Alopecia is the medical term for hair loss. There are different types of alopecia. Alopecia areata is a form of alopecia that leads to the loss of patches of hair. Alopecia universalis is a form of alopecia that leads to overall baldness. Alopecia can occur from a number of different diseases. Most diseases that cause alopecia are diseases that either affect the blood circulation or leave some kind of rash or sore on the skin.
Cutaneous T-cell Lymphoma
Cutaneous t-cell Lymphoma is a cancer that occurs in the t-lymphocytes. There is one stage of cutaneous t-cell lymphoma called the infiltrative stage that causes red patches on the skin. These red patches can occur anywhere on the body. If these patches are not treated with either the proper drugs, UVB therapy or radiotherapy, then any hair in that area will fall out.

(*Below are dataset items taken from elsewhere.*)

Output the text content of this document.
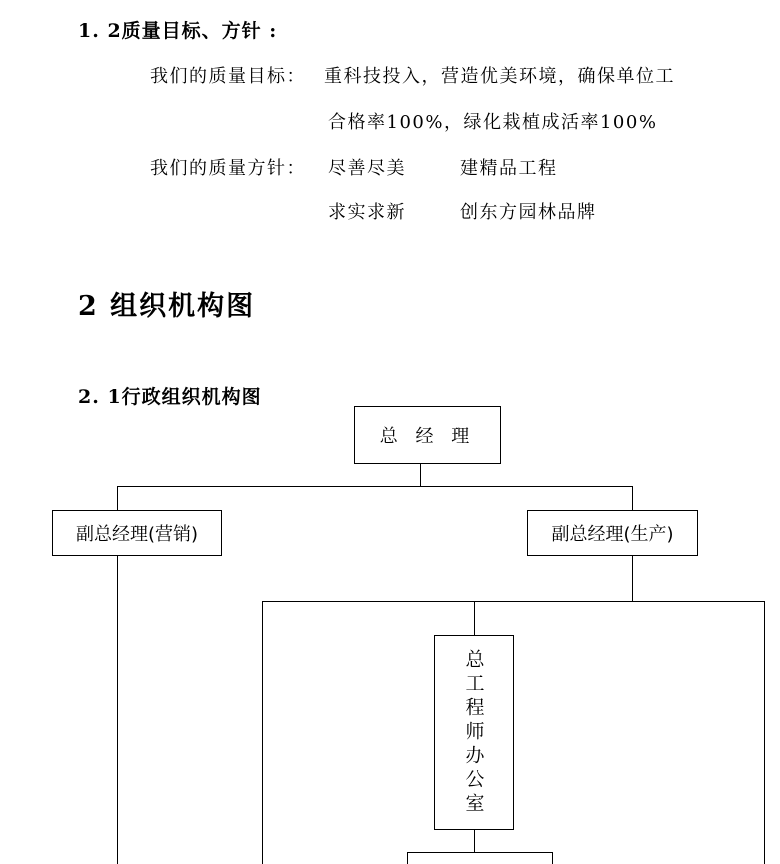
1. 2质量目标、方针 :
我们的质量目标： 重科技投入，营造优美环境，确保单位工
合格率100%，绿化栽植成活率100%
我们的质量方针： 尽善尽美	建精品工程
求实求新	创东方园林品牌
2 组织机构图
2. 1行政组织机构图
总 经 理
副总经理(营销)	副总经理(生产)
总工程师办公室
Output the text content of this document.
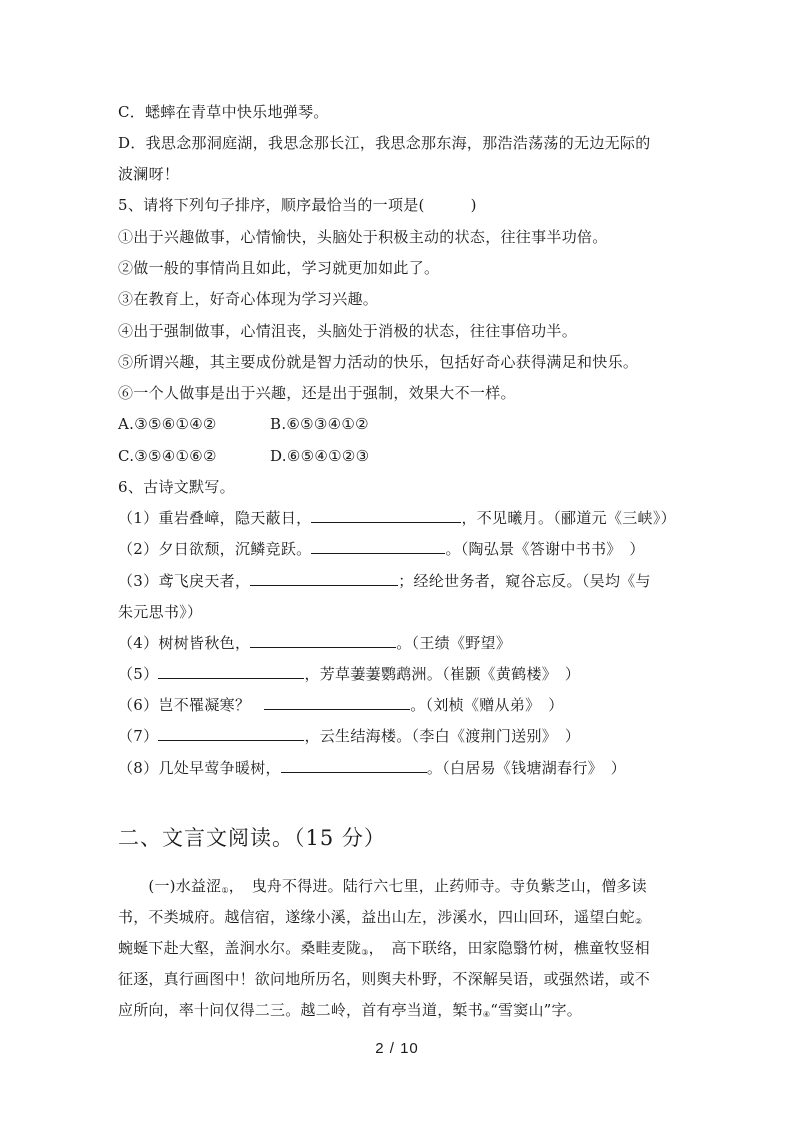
C．蟋蟀在青草中快乐地弹琴。
D．我思念那洞庭湖，我思念那长江，我思念那东海，那浩浩荡荡的无边无际的
波澜呀！
5、请将下列句子排序，顺序最恰当的一项是(　　　)
①出于兴趣做事，心情愉快，头脑处于积极主动的状态，往往事半功倍。
②做一般的事情尚且如此，学习就更加如此了。
③在教育上，好奇心体现为学习兴趣。
④出于强制做事，心情沮丧，头脑处于消极的状态，往往事倍功半。
⑤所谓兴趣，其主要成份就是智力活动的快乐，包括好奇心获得满足和快乐。
⑥一个人做事是出于兴趣，还是出于强制，效果大不一样。
A.③⑤⑥①④②	B.⑥⑤③④①②
C.③⑤④①⑥②	D.⑥⑤④①②③
6、古诗文默写。
（1）重岩叠嶂，隐天蔽日，	，不见曦月。（郦道元《三峡》）
（2）夕日欲颓，沉鳞竞跃。	。（陶弘景《答谢中书书》　）
（3）鸢飞戾天者，	；经纶世务者，窥谷忘反。（吴均《与
朱元思书》）
（4）树树皆秋色，	。（王绩《野望》
（5）	，芳草萋萋鹦鹉洲。（崔颢《黄鹤楼》　）
（6）岂不罹凝寒？	。（刘桢《赠从弟》　）
（7）	，云生结海楼。（李白《渡荆门送别》　）
（8）几处早莺争暖树，	。（白居易《钱塘湖春行》　）
二、文言文阅读。（15 分）
　　(一)水益涩①，　曳舟不得进。陆行六七里，止药师寺。寺负紫芝山，僧多读
书，不类城府。越信宿，遂缘小溪，益出山左，涉溪水，四山回环，遥望白蛇②
蜿蜒下赴大壑，盖涧水尔。桑畦麦陇③，　高下联络，田家隐翳竹树，樵童牧竖相
征逐，真行画图中！欲问地所历名，则舆夫朴野，不深解吴语，或强然诺，或不
应所向，率十问仅得二三。越二岭，首有亭当道，椠书④“雪窦山”字。
2 / 10
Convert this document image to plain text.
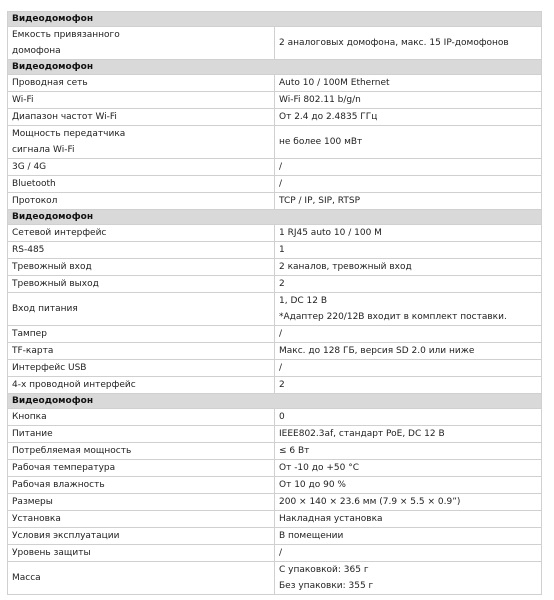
Видеодомофон	

Емкость привязанного
домофона	2 аналоговых домофона, макс. 15 IP-домофонов

Видеодомофон	

Проводная сеть	Auto 10 / 100M Ethernet

Wi-Fi	Wi-Fi 802.11 b/g/n

Диапазон частот Wi-Fi	От 2.4 до 2.4835 ГГц

Мощность передатчика
сигнала Wi-Fi	не более 100 мВт

3G / 4G	/

Bluetooth	/

Протокол	TCP / IP, SIP, RTSP

Видеодомофон	

Сетевой интерфейс	1 RJ45 auto 10 / 100 M

RS-485	1

Тревожный вход	2 каналов, тревожный вход

Тревожный выход	2

Вход питания	1, DC 12 B
*Адаптер 220/12В входит в комплект поставки.

Тампер	/

TF-карта	Макс. до 128 ГБ, версия SD 2.0 или ниже

Интерфейс USB	/

4-х проводной интерфейс	2

Видеодомофон	

Кнопка	0

Питание	IEEE802.3af, стандарт PoE, DC 12 B

Потребляемая мощность	≤ 6 Вт

Рабочая температура	От -10 до +50 °С

Рабочая влажность	От 10 до 90 %

Размеры	200 × 140 × 23.6 мм (7.9 × 5.5 × 0.9”)

Установка	Накладная установка

Условия эксплуатации	В помещении

Уровень защиты	/

Масса	С упаковкой: 365 г
Без упаковки: 355 г
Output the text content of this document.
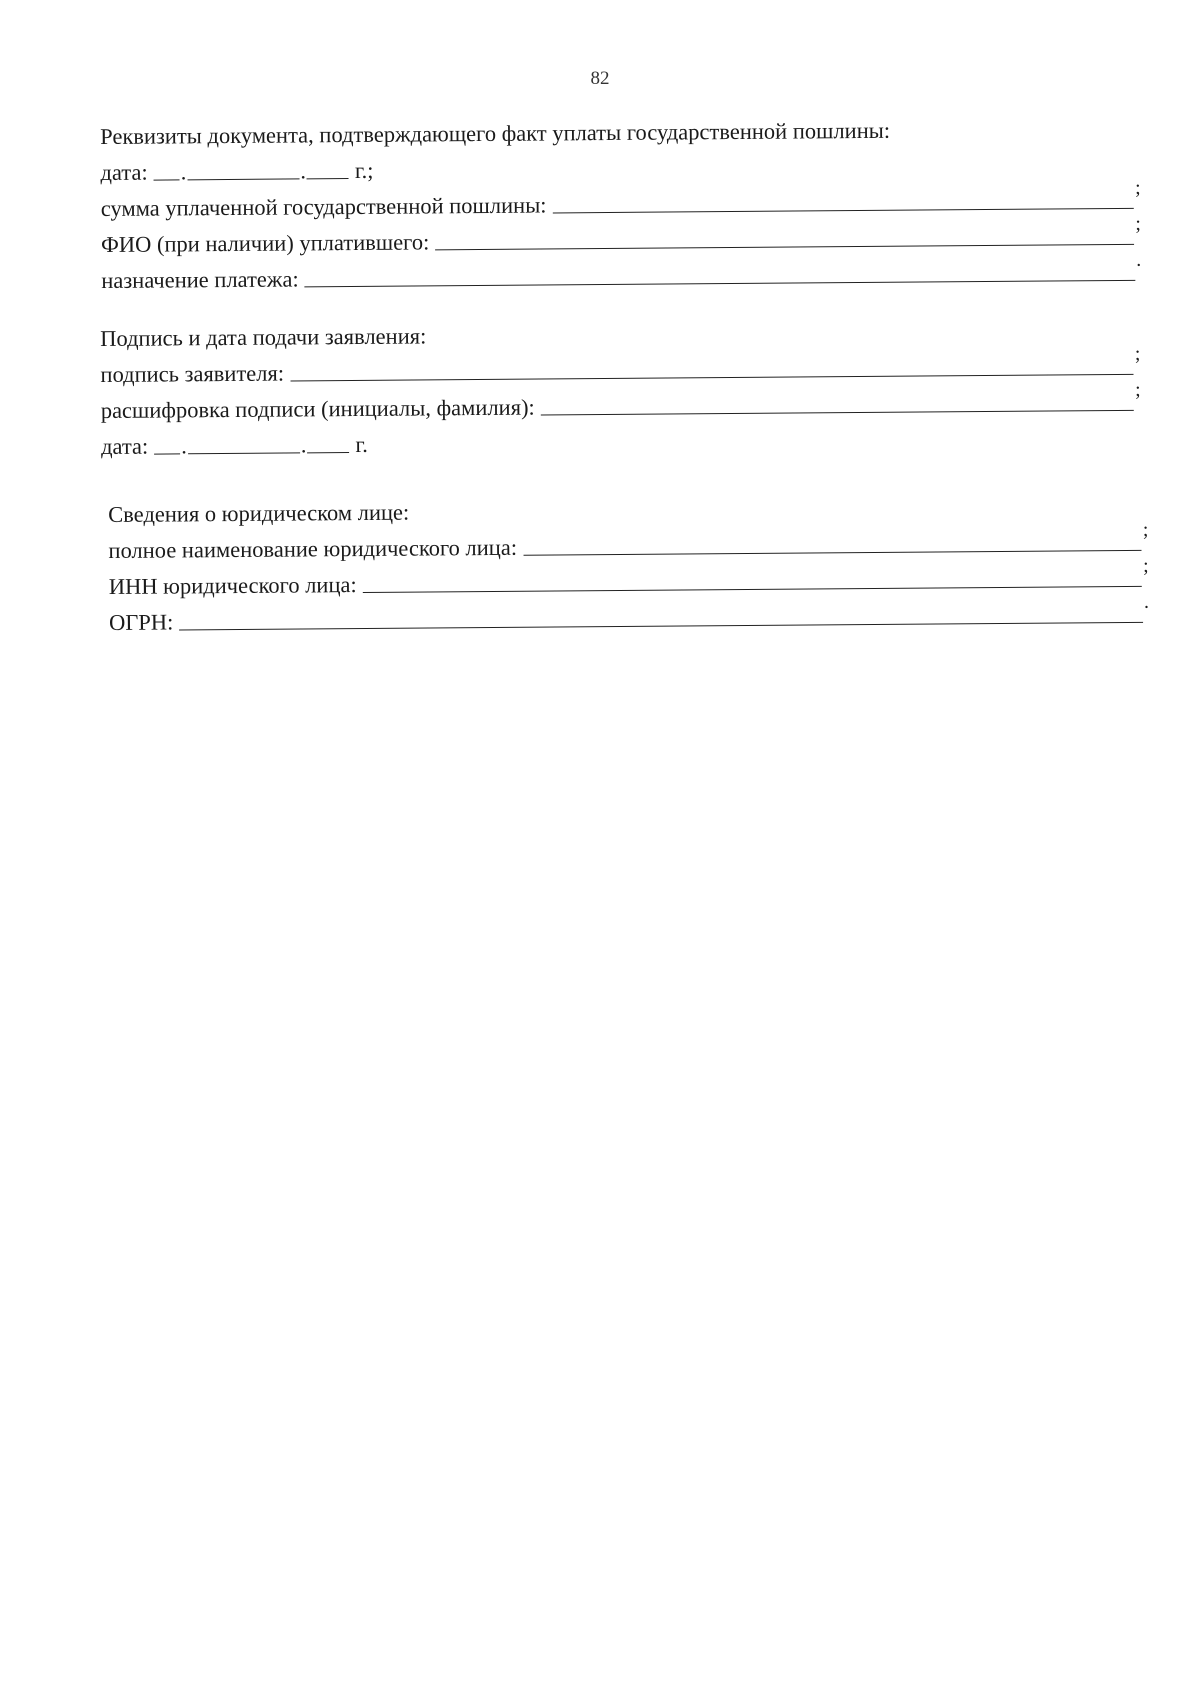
82
Реквизиты документа, подтверждающего факт уплаты государственной пошлины:
дата: .	. г.;
сумма уплаченной государственной пошлины:
;
ФИО (при наличии) уплатившего:
;
назначение платежа:
.
Подпись и дата подачи заявления:
подпись заявителя:
;
расшифровка подписи (инициалы, фамилия):
;
дата: .	. г.
Сведения о юридическом лице:
полное наименование юридического лица:
;
ИНН юридического лица:
;
ОГРН:
.
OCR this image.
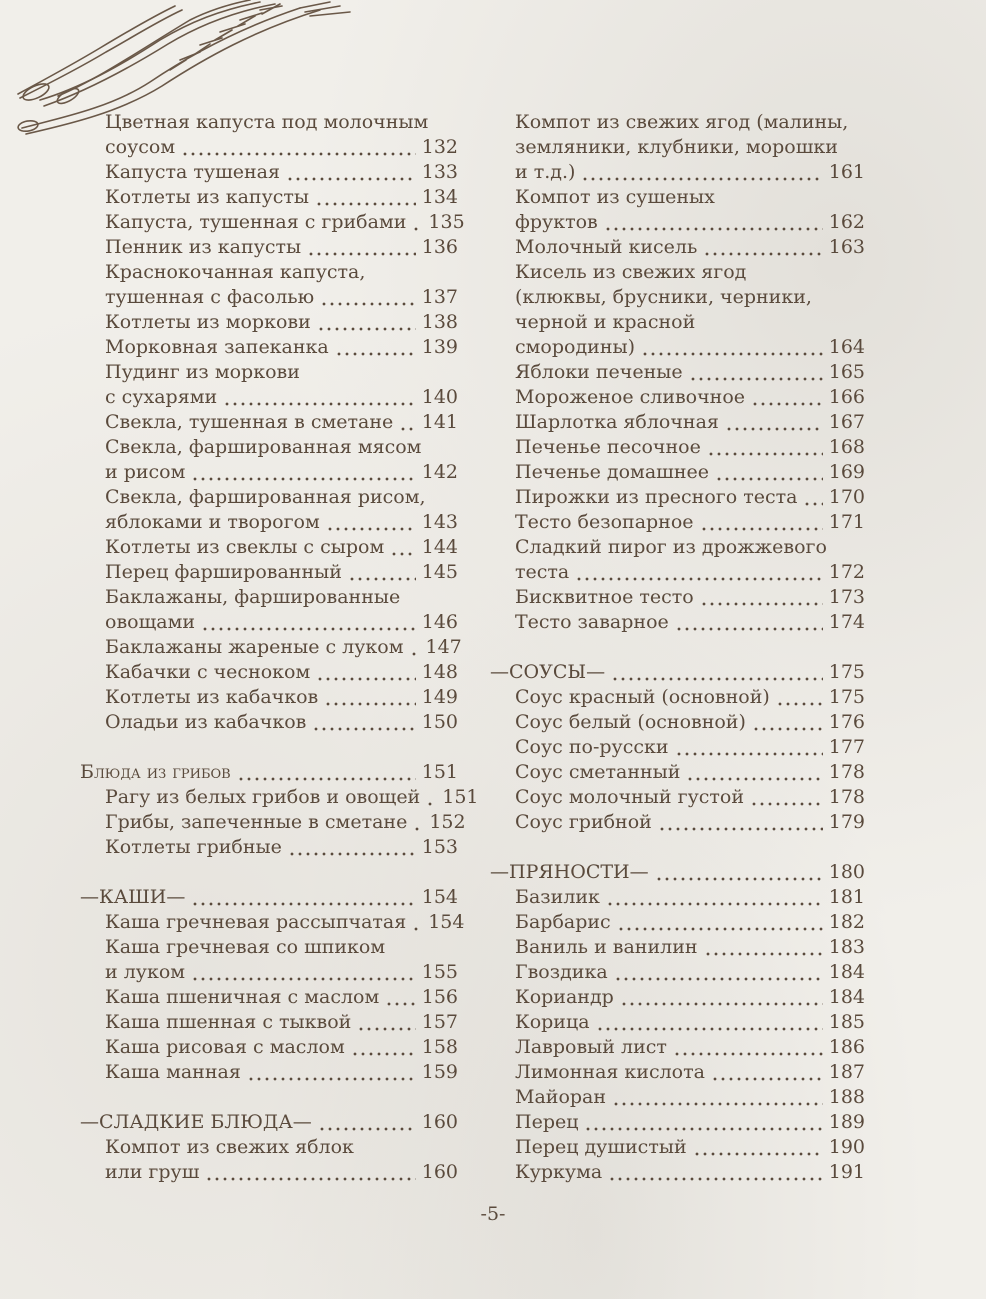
Цветная капуста под молочным
соусом	132
Капуста тушеная	133
Котлеты из капусты	134
Капуста, тушенная с грибами 135
Пенник из капусты	136
Краснокочанная капуста,
тушенная с фасолью	137
Котлеты из моркови	138
Морковная запеканка	139
Пудинг из моркови
с сухарями	140
Свекла, тушенная в сметане 141
Свекла, фаршированная мясом
и рисом	142
Свекла, фаршированная рисом,
яблоками и творогом	143
Котлеты из свеклы с сыром 144
Перец фаршированный	145
Баклажаны, фаршированные
овощами	146
Баклажаны жареные с луком 147
Кабачки с чесноком	148
Котлеты из кабачков	149
Оладьи из кабачков	150
Блюда из грибов	151
Рагу из белых грибов и овощей 151
Грибы, запеченные в сметане 152
Котлеты грибные	153
—КАШИ—	154
Каша гречневая рассыпчатая 154
Каша гречневая со шпиком
и луком	155
Каша пшеничная с маслом 156
Каша пшенная с тыквой	157
Каша рисовая с маслом	158
Каша манная	159
—СЛАДКИЕ БЛЮДА—	160
Компот из свежих яблок
или груш	160
Компот из свежих ягод (малины,
земляники, клубники, морошки
и т.д.)	161
Компот из сушеных
фруктов	162
Молочный кисель	163
Кисель из свежих ягод
(клюквы, брусники, черники,
черной и красной
смородины)	164
Яблоки печеные	165
Мороженое сливочное	166
Шарлотка яблочная	167
Печенье песочное	168
Печенье домашнее	169
Пирожки из пресного теста 170
Тесто безопарное	171
Сладкий пирог из дрожжевого
теста	172
Бисквитное тесто	173
Тесто заварное	174
—СОУСЫ—	175
Соус красный (основной)	175
Соус белый (основной)	176
Соус по-русски	177
Соус сметанный	178
Соус молочный густой	178
Соус грибной	179
—ПРЯНОСТИ—	180
Базилик	181
Барбарис	182
Ваниль и ванилин	183
Гвоздика	184
Кориандр	184
Корица	185
Лавровый лист	186
Лимонная кислота	187
Майоран	188
Перец	189
Перец душистый	190
Куркума	191
-5-
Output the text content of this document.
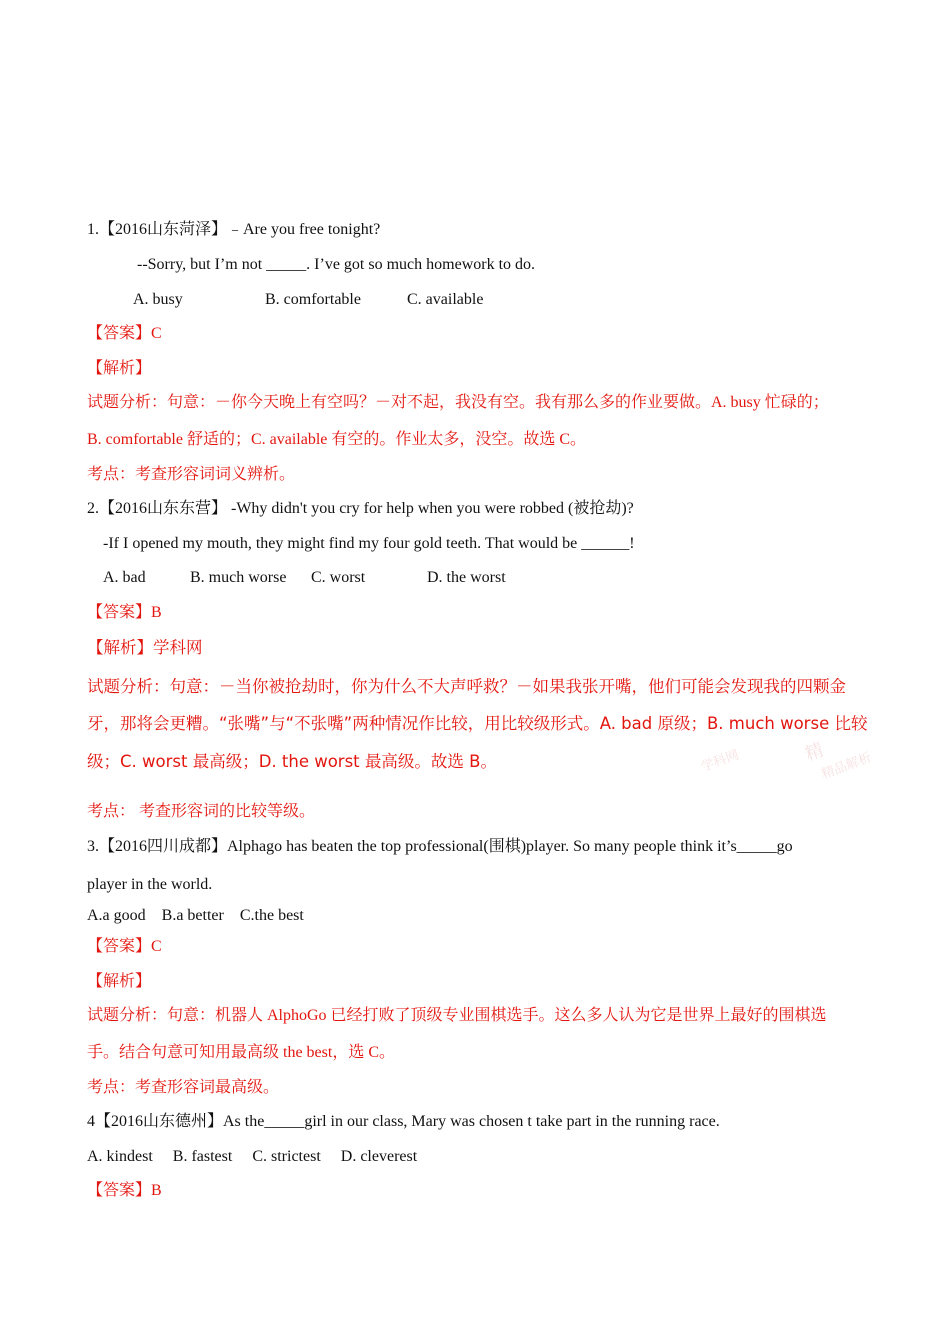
1.【2016山东菏泽】﹣Are you free tonight?
--Sorry, but I’m not _____. I’ve got so much homework to do.
A. busy	B. comfortable	C. available
【答案】C
【解析】
试题分析：句意：－你今天晚上有空吗？－对不起，我没有空。我有那么多的作业要做。A. busy 忙碌的；
B. comfortable 舒适的；C. available 有空的。作业太多，没空。故选 C。
考点：考查形容词词义辨析。
2.【2016山东东营】 -Why didn't you cry for help when you were robbed (被抢劫)?
-If I opened my mouth, they might find my four gold teeth. That would be ______!
A. bad	B. much worse C. worst	D. the worst
【答案】B
【解析】学科网
试题分析：句意：－当你被抢劫时，你为什么不大声呼救？－如果我张开嘴，他们可能会发现我的四颗金
牙，那将会更糟。“张嘴”与“不张嘴”两种情况作比较，用比较级形式。A. bad 原级；B. much worse 比较
级；C. worst 最高级；D. the worst 最高级。故选 B。	学科网	精
精品解析
考点： 考查形容词的比较等级。
3.【2016四川成都】Alphago has beaten the top professional(围棋)player. So many people think it’s_____go
player in the world.
A.a good    B.a better    C.the best
【答案】C
【解析】
试题分析：句意：机器人 AlphoGo 已经打败了顶级专业围棋选手。这么多人认为它是世界上最好的围棋选
手。结合句意可知用最高级 the best，选 C。
考点：考查形容词最高级。
4【2016山东德州】As the_____girl in our class, Mary was chosen t take part in the running race.
A. kindest     B. fastest     C. strictest     D. cleverest
【答案】B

There are two types of diabetes. In type 1 diabetes, the body does not produce enough insulin. In type 2 diabetes, the body does not properly use the insulin produced. In both types of diabetes, complications can cause problems with blood circulation in the body. When the blood does not circulate proper, there are a lot of problems with the skin, such as bruising easily. These problems with the skin also mean that it will take longer for hair to grow.
Lupus is a disease that can also cause hair loss. In lupus, the immune system attacks its own tissue and organs and leaves rashes on the skin. If one of these rashes appears on the scalp, then the hair follicles will be damaged and the hair will fall out. Lupus could result in losing hair in patches or going completely bald. When the lupus is treated, the rashes will heal and the hair will grow back.
Hodgkin's lymphoma, also known as Hodgkin's disease, causes lymph nodes to enlarge. The lymph nodes that enlarge are most often found on the neck, but can also be found under the armpit or in the groin. When a lymph node enlarges, it can stop the blood from circulating properly. When the blood is not circulating properly, hair will not grow at its normal speed.
Syphilis is another disease that can cause hair loss. There are three different stages of syphilis. The first stage is when a sore appears, but it isn't until the second stage that hair loss could occur. In the second stage, the sore has healed but the victim will develop a rash. This rash will not hurt or itch, but it will do damage to any hair follicles in the area. Hair will then begin to fall out, but the hair will grow back once the syphilis is treated.